Hubungan makna penambahan
            Hubungan makna penambahan terjadi apabila bagian lain atau kalimat lain atau kalimat lain berfungsi sebagai penambah bagi bagian lainnya. Berikut kutipannya.
Jika benar semua dalam kerangka tujuan itu, ya dilakukan saja. Artinya, kunjungan kerja itu penting dan tidak harus ditabukan. Toh, semua itu harus dipertanggungjawabkan baik secara pribadi maupun profesional.

            Pada kutipan “artinya” pada kalimat kedua menunjukkan bahwa kalimat tersebut memiliki makna tambahan dari penjelasan kalimat sebelumnya yaitu “Jika benar semua dalam kerangka tujuan itu, ya dilakukan saja”


PENUTUP
            Berdasarkan hasil dari penelitian yang dilakukan, penulis dapat menyimpulkan  bahwa wacana tajuk rencana yang dimuat dalam surat kabar Suara Merdeka edisi Kamis, 15 Juli 2006 jika dilihat berdasarkan struktur teks yang telah dianalisis menggunakan pendekatan analisis wacana, terbukti bahwa tajuk rencana dapat dimasukkan ke dalam wacana. Karena memiliki syarat dan ciri kewacanaan.

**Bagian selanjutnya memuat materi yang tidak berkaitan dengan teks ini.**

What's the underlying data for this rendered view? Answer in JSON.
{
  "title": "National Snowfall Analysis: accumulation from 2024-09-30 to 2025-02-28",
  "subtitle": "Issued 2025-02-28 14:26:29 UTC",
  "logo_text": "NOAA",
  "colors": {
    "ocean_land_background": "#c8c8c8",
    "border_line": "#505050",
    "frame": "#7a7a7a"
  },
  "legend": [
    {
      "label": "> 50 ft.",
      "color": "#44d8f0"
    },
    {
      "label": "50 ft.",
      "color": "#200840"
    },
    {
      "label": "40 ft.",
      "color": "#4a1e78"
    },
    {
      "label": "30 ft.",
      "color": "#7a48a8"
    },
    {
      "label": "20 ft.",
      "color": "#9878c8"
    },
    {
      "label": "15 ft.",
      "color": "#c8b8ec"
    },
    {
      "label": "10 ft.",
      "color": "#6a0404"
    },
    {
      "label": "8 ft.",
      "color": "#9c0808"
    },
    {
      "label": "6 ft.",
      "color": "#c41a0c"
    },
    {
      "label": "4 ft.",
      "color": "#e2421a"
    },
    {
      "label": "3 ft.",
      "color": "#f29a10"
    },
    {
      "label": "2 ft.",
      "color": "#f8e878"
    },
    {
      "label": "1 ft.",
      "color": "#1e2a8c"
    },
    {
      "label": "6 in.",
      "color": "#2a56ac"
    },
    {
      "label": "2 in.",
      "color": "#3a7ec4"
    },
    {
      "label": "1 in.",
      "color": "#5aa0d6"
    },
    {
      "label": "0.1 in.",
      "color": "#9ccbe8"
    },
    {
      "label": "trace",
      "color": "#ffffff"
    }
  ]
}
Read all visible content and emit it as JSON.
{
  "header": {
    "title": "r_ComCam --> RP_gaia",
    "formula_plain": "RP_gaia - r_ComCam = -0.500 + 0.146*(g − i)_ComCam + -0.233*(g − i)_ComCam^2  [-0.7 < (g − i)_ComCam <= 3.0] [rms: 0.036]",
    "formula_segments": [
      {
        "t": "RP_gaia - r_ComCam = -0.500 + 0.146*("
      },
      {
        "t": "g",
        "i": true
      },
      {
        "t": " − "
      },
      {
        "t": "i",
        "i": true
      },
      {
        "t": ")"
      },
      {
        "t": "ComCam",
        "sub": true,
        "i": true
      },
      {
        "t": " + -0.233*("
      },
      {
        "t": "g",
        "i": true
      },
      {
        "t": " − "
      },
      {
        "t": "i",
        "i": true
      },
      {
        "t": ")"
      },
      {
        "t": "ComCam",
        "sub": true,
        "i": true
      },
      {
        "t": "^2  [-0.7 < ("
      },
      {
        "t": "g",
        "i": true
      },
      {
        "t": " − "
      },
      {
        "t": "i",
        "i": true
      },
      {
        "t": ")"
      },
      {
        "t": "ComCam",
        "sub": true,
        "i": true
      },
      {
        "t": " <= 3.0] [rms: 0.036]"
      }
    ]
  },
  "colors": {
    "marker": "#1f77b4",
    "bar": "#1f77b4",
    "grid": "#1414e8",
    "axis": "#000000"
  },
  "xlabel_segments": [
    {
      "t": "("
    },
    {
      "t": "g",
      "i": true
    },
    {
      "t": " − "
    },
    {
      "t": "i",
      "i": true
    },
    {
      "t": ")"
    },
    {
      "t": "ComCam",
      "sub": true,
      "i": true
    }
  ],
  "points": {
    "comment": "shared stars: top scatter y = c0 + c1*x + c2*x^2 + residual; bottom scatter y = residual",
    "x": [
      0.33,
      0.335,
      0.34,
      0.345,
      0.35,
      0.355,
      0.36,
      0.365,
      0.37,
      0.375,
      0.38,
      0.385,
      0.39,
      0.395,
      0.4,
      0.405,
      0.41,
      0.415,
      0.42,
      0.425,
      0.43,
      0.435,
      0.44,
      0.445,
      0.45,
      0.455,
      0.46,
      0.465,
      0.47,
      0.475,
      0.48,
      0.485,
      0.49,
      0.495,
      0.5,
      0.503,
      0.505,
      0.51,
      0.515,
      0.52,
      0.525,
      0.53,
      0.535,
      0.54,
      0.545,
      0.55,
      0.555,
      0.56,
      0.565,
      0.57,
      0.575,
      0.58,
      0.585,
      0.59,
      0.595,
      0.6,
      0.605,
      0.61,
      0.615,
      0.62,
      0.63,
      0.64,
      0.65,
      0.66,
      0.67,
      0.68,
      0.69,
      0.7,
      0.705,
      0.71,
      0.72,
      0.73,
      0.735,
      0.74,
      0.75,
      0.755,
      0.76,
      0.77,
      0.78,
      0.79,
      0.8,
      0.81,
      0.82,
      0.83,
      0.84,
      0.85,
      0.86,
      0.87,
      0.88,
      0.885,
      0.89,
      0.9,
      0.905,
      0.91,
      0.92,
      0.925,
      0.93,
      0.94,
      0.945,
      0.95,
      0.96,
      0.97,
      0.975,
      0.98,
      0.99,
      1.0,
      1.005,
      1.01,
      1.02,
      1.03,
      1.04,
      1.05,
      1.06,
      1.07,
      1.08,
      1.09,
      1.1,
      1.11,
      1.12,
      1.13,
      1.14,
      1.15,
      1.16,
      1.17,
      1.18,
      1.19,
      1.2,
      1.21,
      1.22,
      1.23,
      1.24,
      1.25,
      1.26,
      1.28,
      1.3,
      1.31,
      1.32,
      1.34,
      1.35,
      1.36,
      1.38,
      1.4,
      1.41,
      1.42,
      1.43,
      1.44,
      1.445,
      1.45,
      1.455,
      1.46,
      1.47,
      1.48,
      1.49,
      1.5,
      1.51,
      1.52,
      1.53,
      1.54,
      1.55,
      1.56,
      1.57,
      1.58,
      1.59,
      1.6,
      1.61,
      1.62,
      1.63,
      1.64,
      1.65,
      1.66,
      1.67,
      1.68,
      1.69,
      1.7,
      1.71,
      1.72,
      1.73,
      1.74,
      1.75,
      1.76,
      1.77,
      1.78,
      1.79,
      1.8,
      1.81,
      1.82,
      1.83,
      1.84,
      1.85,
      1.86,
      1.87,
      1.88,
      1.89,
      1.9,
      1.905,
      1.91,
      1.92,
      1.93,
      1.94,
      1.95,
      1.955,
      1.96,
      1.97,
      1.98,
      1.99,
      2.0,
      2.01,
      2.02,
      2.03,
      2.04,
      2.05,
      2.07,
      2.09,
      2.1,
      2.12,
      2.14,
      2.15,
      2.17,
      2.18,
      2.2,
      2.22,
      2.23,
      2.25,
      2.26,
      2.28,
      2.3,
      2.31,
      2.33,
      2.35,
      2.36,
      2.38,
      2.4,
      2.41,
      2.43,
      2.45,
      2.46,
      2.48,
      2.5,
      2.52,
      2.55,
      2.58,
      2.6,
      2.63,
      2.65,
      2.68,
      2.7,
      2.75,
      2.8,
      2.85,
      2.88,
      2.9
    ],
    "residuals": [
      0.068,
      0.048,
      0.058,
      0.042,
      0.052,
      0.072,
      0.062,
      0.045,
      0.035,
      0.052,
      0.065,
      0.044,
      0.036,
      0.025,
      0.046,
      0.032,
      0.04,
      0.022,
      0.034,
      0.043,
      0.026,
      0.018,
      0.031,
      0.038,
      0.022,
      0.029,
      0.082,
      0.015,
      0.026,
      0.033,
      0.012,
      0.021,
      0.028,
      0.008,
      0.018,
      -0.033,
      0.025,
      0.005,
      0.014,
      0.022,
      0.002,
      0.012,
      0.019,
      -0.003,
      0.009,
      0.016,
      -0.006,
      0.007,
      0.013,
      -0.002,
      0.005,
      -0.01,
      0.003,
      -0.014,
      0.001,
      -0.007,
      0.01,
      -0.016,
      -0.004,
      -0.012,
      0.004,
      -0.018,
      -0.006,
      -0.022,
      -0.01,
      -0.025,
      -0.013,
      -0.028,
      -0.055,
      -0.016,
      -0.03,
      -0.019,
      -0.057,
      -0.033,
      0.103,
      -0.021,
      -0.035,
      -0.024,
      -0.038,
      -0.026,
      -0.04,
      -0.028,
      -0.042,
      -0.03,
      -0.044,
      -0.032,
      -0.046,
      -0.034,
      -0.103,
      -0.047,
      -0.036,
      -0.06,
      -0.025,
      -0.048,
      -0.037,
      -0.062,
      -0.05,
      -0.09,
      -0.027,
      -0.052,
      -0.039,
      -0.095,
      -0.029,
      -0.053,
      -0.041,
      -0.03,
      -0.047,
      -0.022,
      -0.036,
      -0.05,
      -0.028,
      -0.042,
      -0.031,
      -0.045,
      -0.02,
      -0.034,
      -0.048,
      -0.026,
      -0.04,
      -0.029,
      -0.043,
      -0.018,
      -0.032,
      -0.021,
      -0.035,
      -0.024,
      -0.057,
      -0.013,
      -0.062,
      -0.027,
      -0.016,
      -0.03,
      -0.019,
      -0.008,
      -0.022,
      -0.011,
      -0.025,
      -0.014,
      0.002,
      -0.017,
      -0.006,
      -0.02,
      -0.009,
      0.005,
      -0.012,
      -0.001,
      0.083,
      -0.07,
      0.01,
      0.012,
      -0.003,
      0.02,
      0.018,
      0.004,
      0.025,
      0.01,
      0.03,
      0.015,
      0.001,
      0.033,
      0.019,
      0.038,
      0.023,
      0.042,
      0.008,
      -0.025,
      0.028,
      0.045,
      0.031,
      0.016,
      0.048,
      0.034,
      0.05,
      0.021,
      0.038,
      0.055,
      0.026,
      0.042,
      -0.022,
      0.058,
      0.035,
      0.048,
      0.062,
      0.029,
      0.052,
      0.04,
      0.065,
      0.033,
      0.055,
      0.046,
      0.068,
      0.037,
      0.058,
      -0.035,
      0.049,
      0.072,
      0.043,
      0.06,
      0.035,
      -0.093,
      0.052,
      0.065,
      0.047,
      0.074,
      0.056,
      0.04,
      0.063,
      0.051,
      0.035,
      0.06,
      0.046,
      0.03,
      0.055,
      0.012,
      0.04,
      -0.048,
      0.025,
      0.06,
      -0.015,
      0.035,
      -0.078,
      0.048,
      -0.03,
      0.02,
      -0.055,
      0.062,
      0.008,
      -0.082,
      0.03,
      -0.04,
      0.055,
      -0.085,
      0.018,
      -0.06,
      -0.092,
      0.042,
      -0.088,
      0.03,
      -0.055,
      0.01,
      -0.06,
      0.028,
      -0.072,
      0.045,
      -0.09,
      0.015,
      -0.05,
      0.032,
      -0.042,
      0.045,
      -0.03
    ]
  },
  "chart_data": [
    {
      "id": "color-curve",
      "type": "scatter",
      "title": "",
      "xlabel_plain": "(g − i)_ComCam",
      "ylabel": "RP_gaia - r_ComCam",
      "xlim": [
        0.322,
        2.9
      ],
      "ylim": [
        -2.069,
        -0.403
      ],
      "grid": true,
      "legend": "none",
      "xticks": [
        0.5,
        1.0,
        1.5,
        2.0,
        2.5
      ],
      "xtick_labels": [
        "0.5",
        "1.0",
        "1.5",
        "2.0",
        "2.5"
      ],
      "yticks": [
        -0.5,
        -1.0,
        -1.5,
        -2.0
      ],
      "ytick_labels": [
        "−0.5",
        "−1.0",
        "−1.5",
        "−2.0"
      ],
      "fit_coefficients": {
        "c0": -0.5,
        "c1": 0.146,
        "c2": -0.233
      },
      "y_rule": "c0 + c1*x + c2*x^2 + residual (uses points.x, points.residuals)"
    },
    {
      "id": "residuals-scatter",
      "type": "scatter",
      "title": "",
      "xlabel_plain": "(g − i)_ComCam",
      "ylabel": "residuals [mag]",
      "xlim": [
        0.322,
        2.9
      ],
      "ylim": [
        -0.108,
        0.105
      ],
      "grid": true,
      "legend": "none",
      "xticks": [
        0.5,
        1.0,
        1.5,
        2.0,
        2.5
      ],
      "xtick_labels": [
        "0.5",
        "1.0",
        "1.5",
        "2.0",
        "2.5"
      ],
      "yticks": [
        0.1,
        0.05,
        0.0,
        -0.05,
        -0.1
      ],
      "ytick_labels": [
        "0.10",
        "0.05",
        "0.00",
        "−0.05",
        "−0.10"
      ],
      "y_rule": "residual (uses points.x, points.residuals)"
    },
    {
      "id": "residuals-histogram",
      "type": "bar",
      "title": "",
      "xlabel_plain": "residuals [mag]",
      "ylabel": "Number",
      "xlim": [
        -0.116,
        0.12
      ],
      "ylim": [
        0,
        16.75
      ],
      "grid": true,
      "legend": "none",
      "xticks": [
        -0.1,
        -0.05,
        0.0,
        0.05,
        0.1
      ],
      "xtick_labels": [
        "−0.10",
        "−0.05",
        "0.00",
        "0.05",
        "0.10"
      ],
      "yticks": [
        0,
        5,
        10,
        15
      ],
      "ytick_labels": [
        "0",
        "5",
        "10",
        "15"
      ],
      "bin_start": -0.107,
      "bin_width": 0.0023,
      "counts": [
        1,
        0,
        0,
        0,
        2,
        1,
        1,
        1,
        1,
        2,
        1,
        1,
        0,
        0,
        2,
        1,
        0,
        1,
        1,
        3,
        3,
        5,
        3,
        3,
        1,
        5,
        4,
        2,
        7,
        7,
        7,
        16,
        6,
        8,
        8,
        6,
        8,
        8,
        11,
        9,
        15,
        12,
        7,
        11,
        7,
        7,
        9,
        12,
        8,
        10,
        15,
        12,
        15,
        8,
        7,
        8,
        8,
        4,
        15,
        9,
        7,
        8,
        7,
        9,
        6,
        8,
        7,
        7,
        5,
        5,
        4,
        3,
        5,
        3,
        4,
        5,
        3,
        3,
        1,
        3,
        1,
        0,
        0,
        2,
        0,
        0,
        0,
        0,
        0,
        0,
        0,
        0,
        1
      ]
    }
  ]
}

Ciri-ciri yang didapat dalam wacana tajuk rencana adalah: bersifat informatif, artinya dalam setiap kalimat atau paragraf berhubungan dengan informasi dalam kalimat atau paragraf yang lainnya dan memiliki unsur-unsur kohesi dan koherensi dalam wacana. Keberadaan aspek-aspek pengutuh wacana tersebut berfungsi mempertalikan bagian-bagian wacana sehingga terbentuklah struktur wacana, yaitu bentuk dan makna, secara utuh dan padu.







Daftar Pustaka

Karwin. 2012. “wacana” (online), (http://karwinode.blogspot.com/2012/06/definisi-wacana-menurut-para-ahli.html, diakses tanggal 19 Desember 2013).
Purnomo. 2013. “tajuk rencana” ( www.Pelajarbugis.Com/2013/02/Tajuk-Rencana.Html?M=1, diakses tanggal 19 Desember 2913).
Rani, Abdul. 2006. Analisis Wacana: Sebuah Kajian Bahasa dalam Pemakaian. Malang: Bayumedia Publishing.
Brown, Gillian dan Yule. 1983. Discourse Analysis. Cambridge: Cambridge University Press.
Mulyana, 2005. Kajian Wacana. Yogyakarta: Tiara Wacana.
Kridalaksana, Harimurti. 1978. “Keutuhan Wacana”, dalam Bahasa dan Sastra. Tahun IV No. 1. Jakarta: PPPB.